Thursday, July 2, 2020

'BLOW OUT'.........THE END OF GRIM ENDINGS


Blow Out (1981)

Blow Out (1981)   
In revisiting this film, we'd forgotten the painful irony at the time of its release.........

             Though it later attained masterpiece status (courtesy of Quentin Tarantino) and is generally considered the epitome of director Brian DePalma's cinematic artistry. it bombed at the box-office......

             We've our own theory on the film's failure which we'll get to in a moment, but it certainly wasn't the actors' fault.  John Travolta, fresh from his string of blockbusters ("Saturday Night Fever", "Grease", "Urban Cowboy") provided his natural charisma to the role of a movie sound technician who stumbles upon a murderous political conspiracy.

John Travolta and Nancy Allen in Blow Out (1981)

               And the film's other two MVPs also made it unforgettable.........Nancy Allen,as the kewpie-doll floozie caught up in the conspiracy broke your heart and John Lithgow. as a Watergate-inspired psycho hitman gone rogue chilled you to the bone........

                So why did audiences turn away?

                 Don't blame the movie. It's brilliant from beginning to end.   And it wasn't just the usual dazzling array of camerawork and editing that everyone had come to expect from DePalma.  There was plenty of that of course, but the director also cleverly mixed in the themes that dominated late 70's cinema.........the fear of vast, malevolent forces tampering with our lives and the utter futility of hoping to defeat them.


                  And also something else nobody had ever seen in a DePalma film before........an aching tragedy......a death that actually shocked and saddened  us.  

                   We'd seen enough movies in the 70's where the bad guys won...... "Blow Out" doubled down on that idea and in the film's final shot, rubbed our noses in it......flipping the film's opening gag into a soul-sucking downer. 

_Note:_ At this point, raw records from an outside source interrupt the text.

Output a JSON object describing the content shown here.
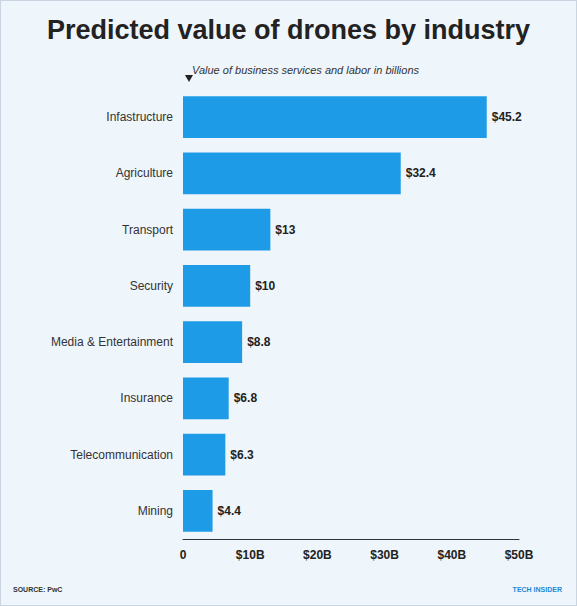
{
  "chart_data": {
    "type": "bar",
    "title": "Predicted value of drones by industry",
    "subtitle": "Value of business services and labor in billions",
    "annotations": [
      "SOURCE: PwC",
      "TECH INSIDER"
    ],
    "orientation": "horizontal",
    "categories": [
      "Infastructure",
      "Agriculture",
      "Transport",
      "Security",
      "Media & Entertainment",
      "Insurance",
      "Telecommunication",
      "Mining"
    ],
    "values": [
      45.2,
      32.4,
      13,
      10,
      8.8,
      6.8,
      6.3,
      4.4
    ],
    "value_labels": [
      "$45.2",
      "$32.4",
      "$13",
      "$10",
      "$8.8",
      "$6.8",
      "$6.3",
      "$4.4"
    ],
    "color": "#1e9be6",
    "data_labels": true,
    "xlim": [
      0,
      50
    ],
    "xticks": [
      0,
      {
        "value": 10,
        "label": "$10B"
      },
      {
        "value": 20,
        "label": "$20B"
      },
      {
        "value": 30,
        "label": "$30B"
      },
      {
        "value": 40,
        "label": "$40B"
      },
      {
        "value": 50,
        "label": "$50B"
      }
    ],
    "grid": false
  }
}
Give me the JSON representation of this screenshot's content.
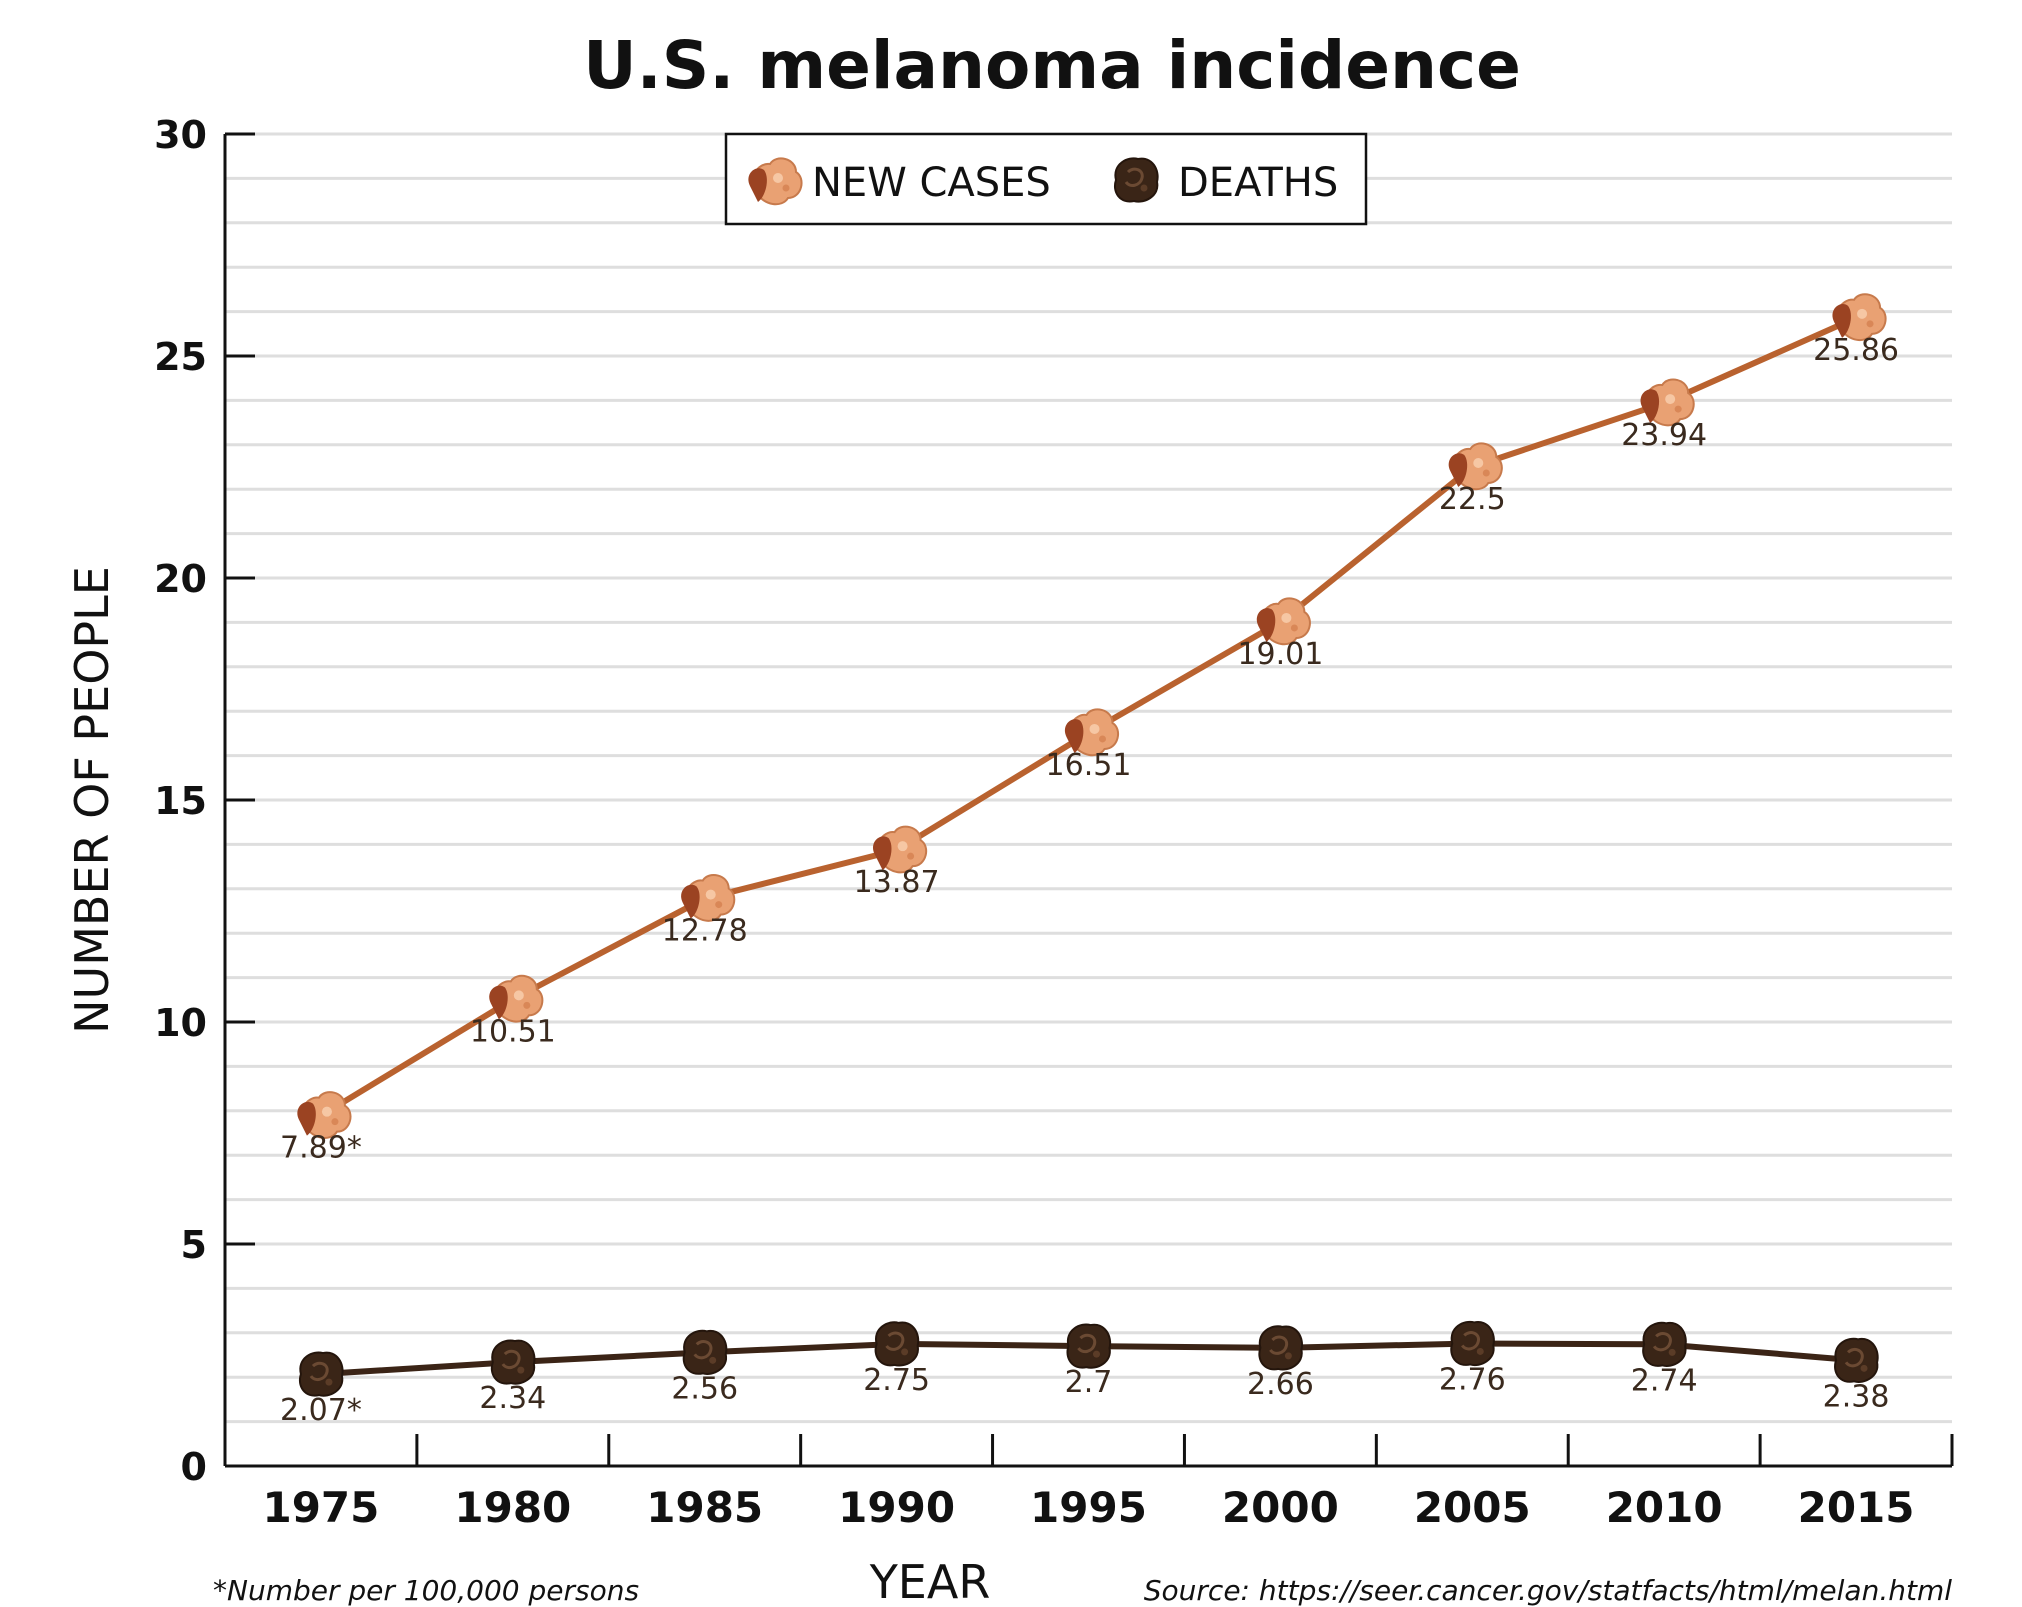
{
  "chart_data": {
    "type": "line",
    "title": "U.S. melanoma incidence",
    "xlabel": "YEAR",
    "ylabel": "NUMBER OF PEOPLE",
    "categories": [
      "1975",
      "1980",
      "1985",
      "1990",
      "1995",
      "2000",
      "2005",
      "2010",
      "2015"
    ],
    "ylim": [
      0,
      30
    ],
    "yticks": [
      "0",
      "5",
      "10",
      "15",
      "20",
      "25",
      "30"
    ],
    "grid": true,
    "legend_position": "top-center",
    "series": [
      {
        "name": "NEW CASES",
        "color": "#b9622f",
        "marker": "orange-blob",
        "values": [
          7.89,
          10.51,
          12.78,
          13.87,
          16.51,
          19.01,
          22.5,
          23.94,
          25.86
        ],
        "labels": [
          "7.89*",
          "10.51",
          "12.78",
          "13.87",
          "16.51",
          "19.01",
          "22.5",
          "23.94",
          "25.86"
        ]
      },
      {
        "name": "DEATHS",
        "color": "#3b2416",
        "marker": "dark-brown-blob",
        "values": [
          2.07,
          2.34,
          2.56,
          2.75,
          2.7,
          2.66,
          2.76,
          2.74,
          2.38
        ],
        "labels": [
          "2.07*",
          "2.34",
          "2.56",
          "2.75",
          "2.7",
          "2.66",
          "2.76",
          "2.74",
          "2.38"
        ]
      }
    ],
    "footnote": "*Number per 100,000 persons",
    "source": "Source: https://seer.cancer.gov/statfacts/html/melan.html"
  }
}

                  That's not what audiences wanted to see as the 80's got underway........the Feel Good Boys, George Lucas and Steven Spielberg were embarking on their long careers of making movies that made you want to stand up and cheer at the end. and rest of Hollywood followed right along with them.

                    It didn't make any difference how artful and skilled De Palma was in blending together the paranoid dread of Antonioni's "Blow Up" and Francis Ford Coppola's "The Conversation" and coming up with a thriller uniquely his own........one that threw together JFK conspiracies, Nixonian coverups and DePalma's cheeky sendups of Hitchcock. 

John Lithgow and Deborah Everton in Blow Out (1981)
                   Moviegoers kicked the movie to the curb.......but in this current day and age, in the era of Trump and Covid-19, the desolation of abrupt nihilism of "Blow Out" seems  a perfect fit our mood and times. 

                   And it's still entertaining, suspenseful and visually witty as hell. BQ welcomes it back with 4 stars (****).